Um papo com Paulo Briguet ─ Giovanni Nobile

Paulo Briguet

Um papo com Paulo Briguet

por Giovanni Nobile

06 de Maio de 2013 - 19:56 hs
O Blog do Giovanni, além de poesias, contos, crônicas e pequenas matérias, também traz algumas entrevistas. A partir de maio, de tempo em tempo uma entrevista com algum escritor, editor, produtor cultural, poderá aparecer por aqui. E a conversa de hoje é o jornalista Paulo Briguet, colunista aqui do Jornal de Londrina. Ele se formou em 1993, mas ainda antes já trabalhava em redações. Mas a conversa de hoje deixa um pouco o jornalista de lado – se é que é possível – para um papo exclusivo do Blog do Giovanni com o cronista Paulo Briguet:

Qual seu interesse pelo gênero das crônicas?
Desde criança eu gostava das crônicas e poemas da Cecília Meireles na cartilha escolar. Depois fui descobrindo outros cronistas: Paulo Mendes Campos, Luis Fernando Verissimo (no tempo em que ele era engraçado), Nelson Rodrigues, José Carlos Oliveira, Rubem Braga. Aí vi que também existem cronistas não-brasileiros: Chesterton e Dino Buzzati são ótimos exemplos. Acho que aprendi a fazer crônicas antes de aprender a escrever, ouvindo as conversas de meus pais e avós e as histórias da coleção Disquinho, os vendo seriados de ficção científica na TV.

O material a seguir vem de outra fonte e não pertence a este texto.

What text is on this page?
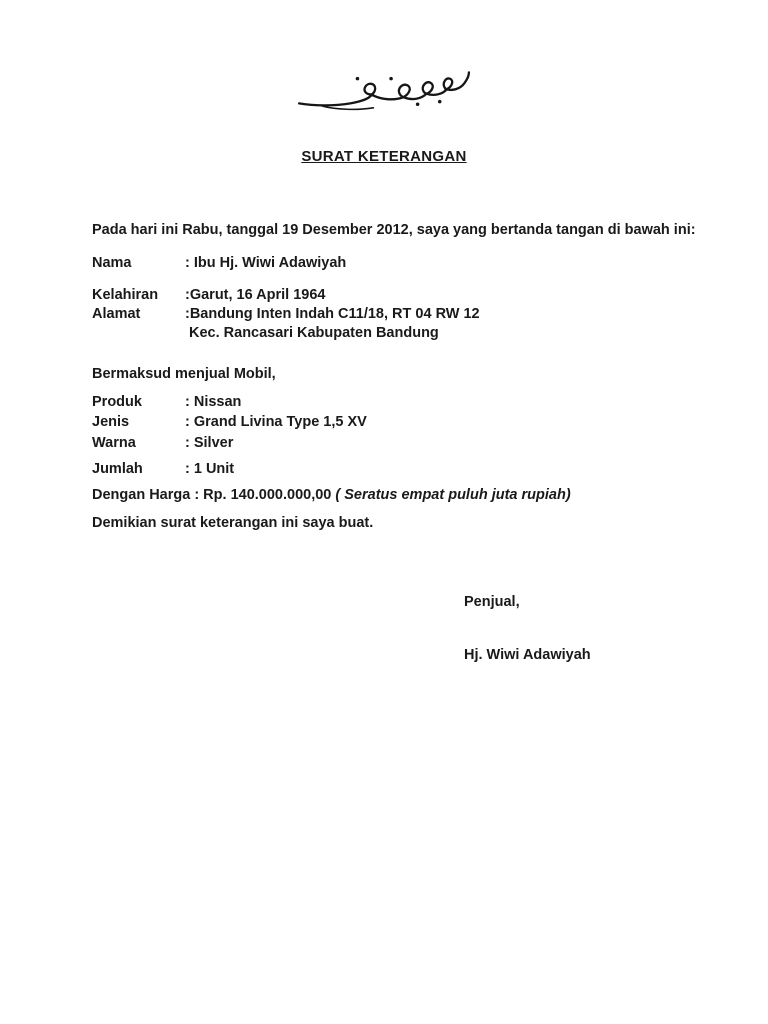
SURAT KETERANGAN
Pada hari ini Rabu, tanggal 19 Desember 2012, saya yang bertanda tangan di bawah ini:
Nama	: Ibu Hj. Wiwi Adawiyah
Kelahiran	:Garut, 16 April 1964
Alamat	:Bandung Inten Indah C11/18, RT 04 RW 12
Kec. Rancasari Kabupaten Bandung
Bermaksud menjual Mobil,
Produk	: Nissan
Jenis	: Grand Livina Type 1,5 XV
Warna	: Silver
Jumlah	: 1 Unit
Dengan Harga : Rp. 140.000.000,00 ( Seratus empat puluh juta rupiah)
Demikian surat keterangan ini saya buat.
Penjual,
Hj. Wiwi Adawiyah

Aliás, para você, o que é crônica?
Defino crônica como texto curto com temática do cotidiano, livre da obrigação de contar uma história, com uma pitada de humor e ironia, às vezes poesia. Todos os meus escritos são crônicas disfarçadas, mesmo quando parecem contos, reportagens, peças publicitárias, panfletos políticos ou cartas de amor.

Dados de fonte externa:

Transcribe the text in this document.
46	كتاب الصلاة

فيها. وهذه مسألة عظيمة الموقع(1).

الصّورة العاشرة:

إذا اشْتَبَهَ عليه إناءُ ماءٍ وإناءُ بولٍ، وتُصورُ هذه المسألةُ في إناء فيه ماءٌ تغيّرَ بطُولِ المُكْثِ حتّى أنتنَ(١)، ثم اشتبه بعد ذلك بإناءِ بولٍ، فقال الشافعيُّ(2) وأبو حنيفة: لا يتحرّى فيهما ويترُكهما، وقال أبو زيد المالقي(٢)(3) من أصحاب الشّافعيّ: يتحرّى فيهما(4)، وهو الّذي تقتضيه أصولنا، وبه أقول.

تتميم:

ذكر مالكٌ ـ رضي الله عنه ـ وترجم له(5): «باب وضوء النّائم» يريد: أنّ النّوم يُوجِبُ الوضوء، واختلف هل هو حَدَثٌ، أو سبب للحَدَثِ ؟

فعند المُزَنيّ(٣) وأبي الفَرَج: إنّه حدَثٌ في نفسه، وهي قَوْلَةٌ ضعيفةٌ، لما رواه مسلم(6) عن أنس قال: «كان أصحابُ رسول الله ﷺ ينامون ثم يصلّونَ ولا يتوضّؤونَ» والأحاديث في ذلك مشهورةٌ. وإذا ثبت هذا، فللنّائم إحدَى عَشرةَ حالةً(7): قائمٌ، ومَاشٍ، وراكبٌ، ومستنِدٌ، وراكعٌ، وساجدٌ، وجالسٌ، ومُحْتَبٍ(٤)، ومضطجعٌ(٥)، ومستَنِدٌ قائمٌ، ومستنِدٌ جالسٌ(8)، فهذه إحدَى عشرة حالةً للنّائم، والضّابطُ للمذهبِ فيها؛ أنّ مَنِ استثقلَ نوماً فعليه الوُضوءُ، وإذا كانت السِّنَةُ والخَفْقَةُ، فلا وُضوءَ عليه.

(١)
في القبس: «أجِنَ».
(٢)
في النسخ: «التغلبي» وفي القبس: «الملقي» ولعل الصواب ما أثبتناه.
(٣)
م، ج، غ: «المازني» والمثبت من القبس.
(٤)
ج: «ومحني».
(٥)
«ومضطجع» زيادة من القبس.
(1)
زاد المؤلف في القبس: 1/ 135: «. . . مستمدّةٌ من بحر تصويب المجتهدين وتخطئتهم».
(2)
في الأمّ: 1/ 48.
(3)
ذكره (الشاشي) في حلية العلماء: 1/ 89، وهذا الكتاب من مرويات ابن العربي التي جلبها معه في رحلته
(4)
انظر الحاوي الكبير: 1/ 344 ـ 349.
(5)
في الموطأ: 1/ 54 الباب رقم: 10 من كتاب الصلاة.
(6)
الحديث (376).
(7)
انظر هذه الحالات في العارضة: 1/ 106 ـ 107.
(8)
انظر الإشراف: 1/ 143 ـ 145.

Há espaço para a crônica na cultura da velocidade do consumo de informação atualmente? Como vê o espaço da crônica no jornal?
Sim. Felipe Moura Brasil (do excelente Blog do PIM) é um exemplo. Gustavo Nogy (do blog Ad Hominem), outro. Também gosto de Yuri Vieira. Júlio Tanga (do blog Falta de Enxada) ainda será reconhecido como o gênio que é, embora ele seja mais um contista do que um cronista. Sobre a crônica no jornal, ela continua viva e passa bem, obrigado. Sou o segundo melhor cronista do meu jornal. (Só temos dois cronistas, eu e meu amigo Domingos Pellegrini, que não é propriamente um autor de crônicas, mas de vez em quando acerta a mão maravilhosamente.)

E mais: qual o papel do próprio jornal impresso atualmente?
O papel do jornal impresso é fazer oposição à hegemonia política que se pretende instaurar no Brasil.

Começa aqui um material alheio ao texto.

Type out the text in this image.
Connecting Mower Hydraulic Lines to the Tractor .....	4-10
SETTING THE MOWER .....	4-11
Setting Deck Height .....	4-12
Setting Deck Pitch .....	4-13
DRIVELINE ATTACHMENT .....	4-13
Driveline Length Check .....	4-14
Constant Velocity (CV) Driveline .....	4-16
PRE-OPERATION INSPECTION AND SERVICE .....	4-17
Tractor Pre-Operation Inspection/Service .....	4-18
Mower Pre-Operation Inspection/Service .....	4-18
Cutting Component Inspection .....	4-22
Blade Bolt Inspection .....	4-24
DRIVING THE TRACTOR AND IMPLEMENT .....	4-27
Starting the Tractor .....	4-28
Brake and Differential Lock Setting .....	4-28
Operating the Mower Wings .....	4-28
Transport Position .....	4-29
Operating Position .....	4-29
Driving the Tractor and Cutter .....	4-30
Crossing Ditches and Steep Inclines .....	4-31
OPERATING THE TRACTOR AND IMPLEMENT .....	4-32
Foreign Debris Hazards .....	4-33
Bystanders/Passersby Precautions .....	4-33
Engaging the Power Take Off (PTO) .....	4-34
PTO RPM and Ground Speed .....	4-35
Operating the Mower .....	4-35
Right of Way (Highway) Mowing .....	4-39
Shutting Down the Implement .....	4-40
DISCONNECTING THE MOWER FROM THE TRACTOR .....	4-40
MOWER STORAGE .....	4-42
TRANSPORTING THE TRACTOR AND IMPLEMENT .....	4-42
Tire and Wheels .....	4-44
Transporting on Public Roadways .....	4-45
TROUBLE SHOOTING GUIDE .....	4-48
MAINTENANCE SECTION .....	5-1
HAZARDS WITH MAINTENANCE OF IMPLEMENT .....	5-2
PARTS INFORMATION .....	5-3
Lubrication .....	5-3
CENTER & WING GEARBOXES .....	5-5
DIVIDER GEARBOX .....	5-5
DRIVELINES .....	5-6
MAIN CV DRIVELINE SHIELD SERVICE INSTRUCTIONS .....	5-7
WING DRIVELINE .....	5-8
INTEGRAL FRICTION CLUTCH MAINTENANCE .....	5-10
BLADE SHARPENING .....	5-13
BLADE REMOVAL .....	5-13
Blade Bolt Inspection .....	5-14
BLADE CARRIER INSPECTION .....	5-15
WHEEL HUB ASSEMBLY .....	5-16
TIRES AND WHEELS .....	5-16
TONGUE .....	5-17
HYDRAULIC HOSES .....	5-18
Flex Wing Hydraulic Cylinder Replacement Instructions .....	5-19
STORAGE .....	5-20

Nesse sentido, você compara o meio impresso com o online ao escrever? Quero dizer: quando escreve para o impresso, escreve de uma forma; e quando escreve para o online, pensa de outra maneira? Ou o suporte para seus textos é indiferente, na sua visão?

Quando eu mantinha um blog no Tipos (portal hoje extinto), escrevia em linguagens completamente diferentes para o on-line e para o impresso. Agora isso acabou. Escrevo do mesmo jeito. E acho que deve ser assim mesmo. Sou um só.

Considera algum suporte mais importante?
Os dois são importantes porque atingem públicos distintos. Tenho sete leitores no JL impresso e sete leitores no blog do JL. Já são quatorze! Agora vai!

E quando as crônicas ultrapassam o prazo de validade do texto de jornal e migram para os livros, ganhando, digamos, “eternidade”: qual o espaço atual da crônica no mercado editorial, na sua visão?
O espaço para as crônicas existe e sempre existirá, mas elas devem passar por um “tratamento” (uma edição especial) antes de migrar para as páginas do livro. É preciso eliminar pequenos erros e informações datadas que tornariam o texto incompreensível.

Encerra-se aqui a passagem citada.